É mentira que Spielberg não deixou usar a cor vermelha, a não ser no sangue das vítimas já que ela é vista constantemente, inclusive na bandeira americana. A maior parte do filme foi rodada com câmera na mão. Depois do longa criou-se uma espécie de histeria com o público assustado com tubarões (que os confundia com golfinhos e baleias).

Bruce foi utilizado durante anos como atração nos parques do Estúdio Universal em Los Angeles. No script original (atenção Spoiler) Quint morria afogado quando a corda do arpão se enrola em seu pé e assim é puxado pelo tubarão (no filme seu final é muito mais visceral e forte, para não ficar igual a Moby Dick, mas o autor odiou).

Ser comido pelo tubarão é o final mais lógico para seu personagem mesmo. Também muitos foram contra a ideia do tanque de ar comprimido ser usado como último recurso (foi considerada a possibilidade de depois de tudo, Brody olhar para trás e se ver perseguido por um monte de outros tubarões).

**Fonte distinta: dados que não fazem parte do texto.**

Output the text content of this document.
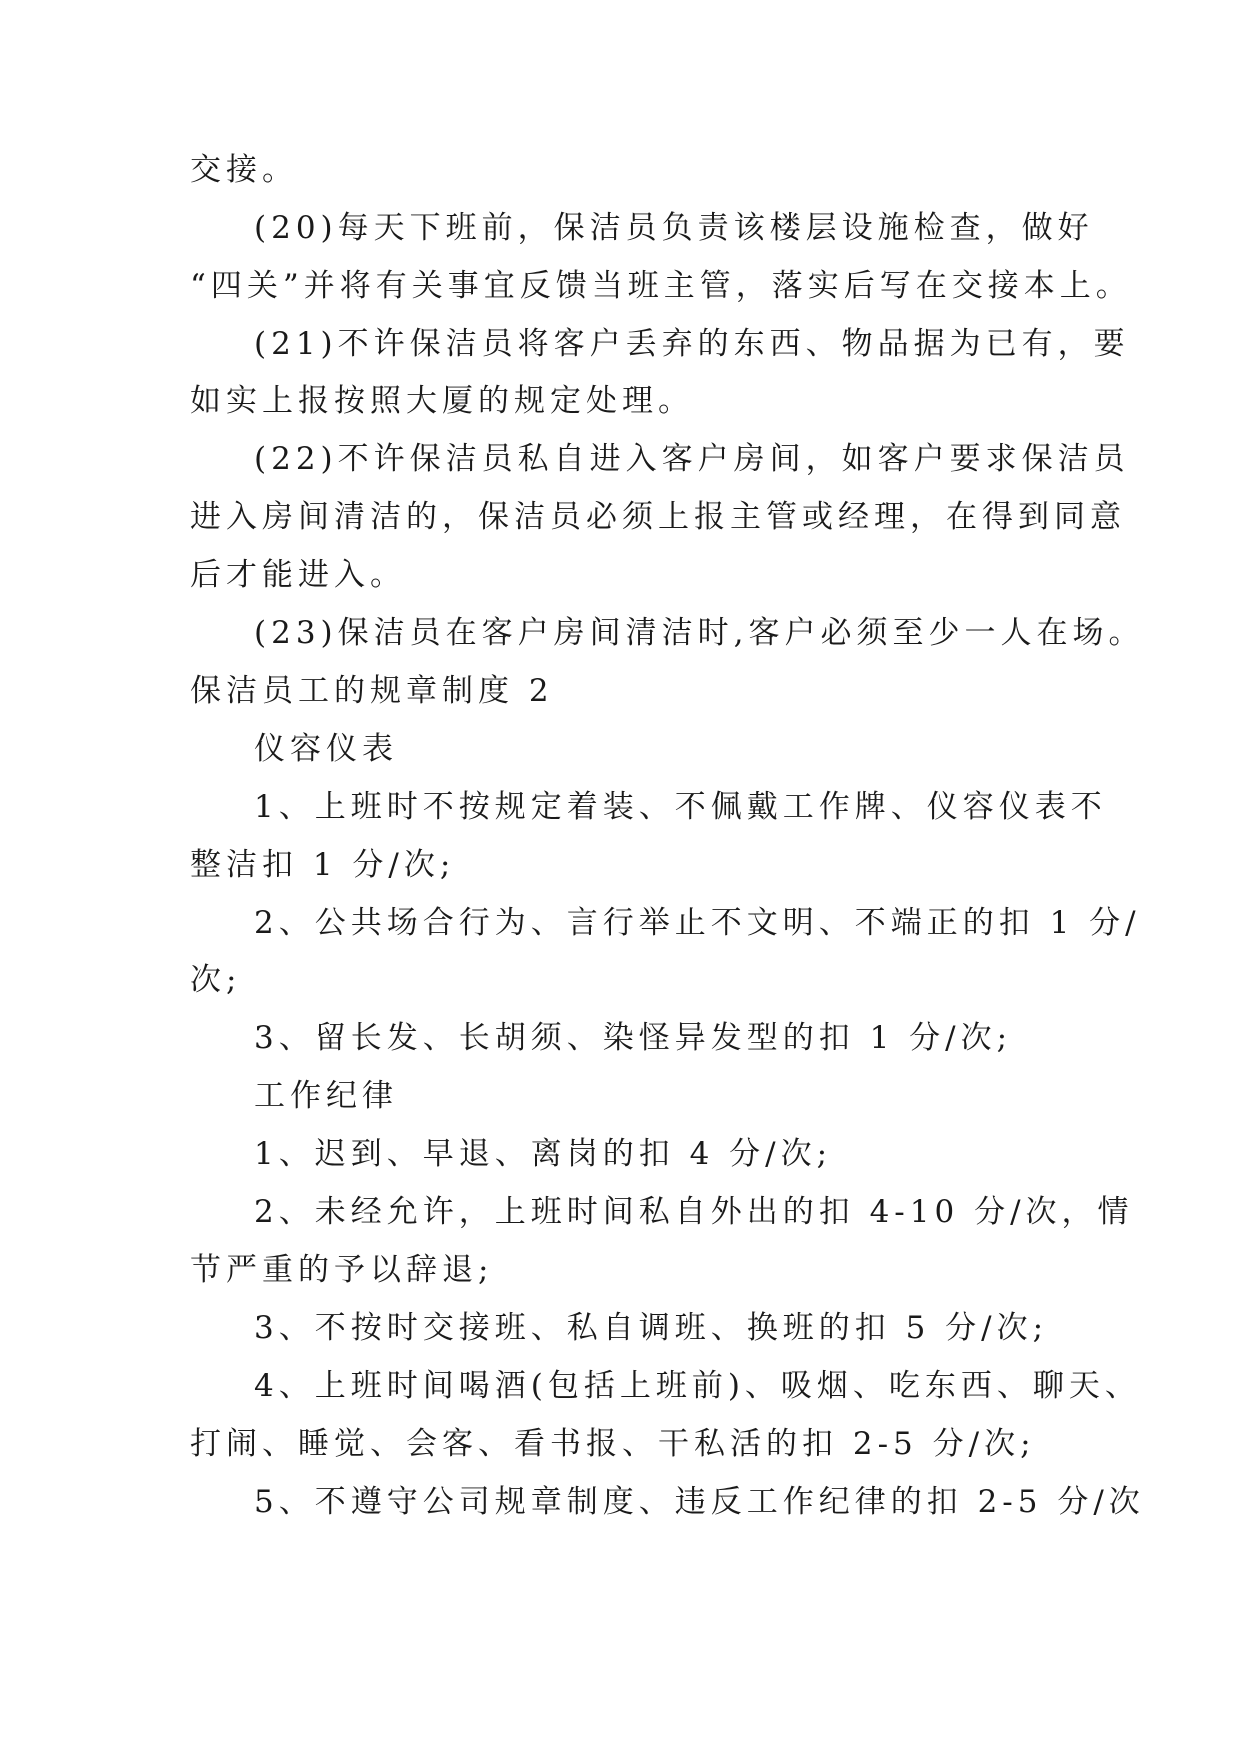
交接。
(20)每天下班前，保洁员负责该楼层设施检查，做好
“四关”并将有关事宜反馈当班主管，落实后写在交接本上。
(21)不许保洁员将客户丢弃的东西、物品据为已有，要
如实上报按照大厦的规定处理。
(22)不许保洁员私自进入客户房间，如客户要求保洁员
进入房间清洁的，保洁员必须上报主管或经理，在得到同意
后才能进入。
(23)保洁员在客户房间清洁时,客户必须至少一人在场。
保洁员工的规章制度 2
仪容仪表
1、上班时不按规定着装、不佩戴工作牌、仪容仪表不
整洁扣 1 分/次;
2、公共场合行为、言行举止不文明、不端正的扣 1 分/
次;
3、留长发、长胡须、染怪异发型的扣 1 分/次;
工作纪律
1、迟到、早退、离岗的扣 4 分/次;
2、未经允许，上班时间私自外出的扣 4-10 分/次，情
节严重的予以辞退;
3、不按时交接班、私自调班、换班的扣 5 分/次;
4、上班时间喝酒(包括上班前)、吸烟、吃东西、聊天、
打闹、睡觉、会客、看书报、干私活的扣 2-5 分/次;
5、不遵守公司规章制度、违反工作纪律的扣 2-5 分/次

Quint´s name comes from the Latin word for "fifth". Quint is the fifth person killed by the shark (after Chrissie Watkins, Alex Kintner, Ben Gardner´s disembodied head in boat, and Michael´s sailing teacher). Outro que morria no livro é Hooper, certamente moralisticamente também por ter um caso com a esposa de Brody. Sua morte estava no script, morrendo na jaula, mas não conseguiram fazer um ataque convincente do tubarão e o deixaram sobreviver. Outro Corte: No livro, o prefeito também não quer interditar as praias porque está sendo chantageado pela máfia. Ela investiu na região e espera ganhar muito dinheiro por lá.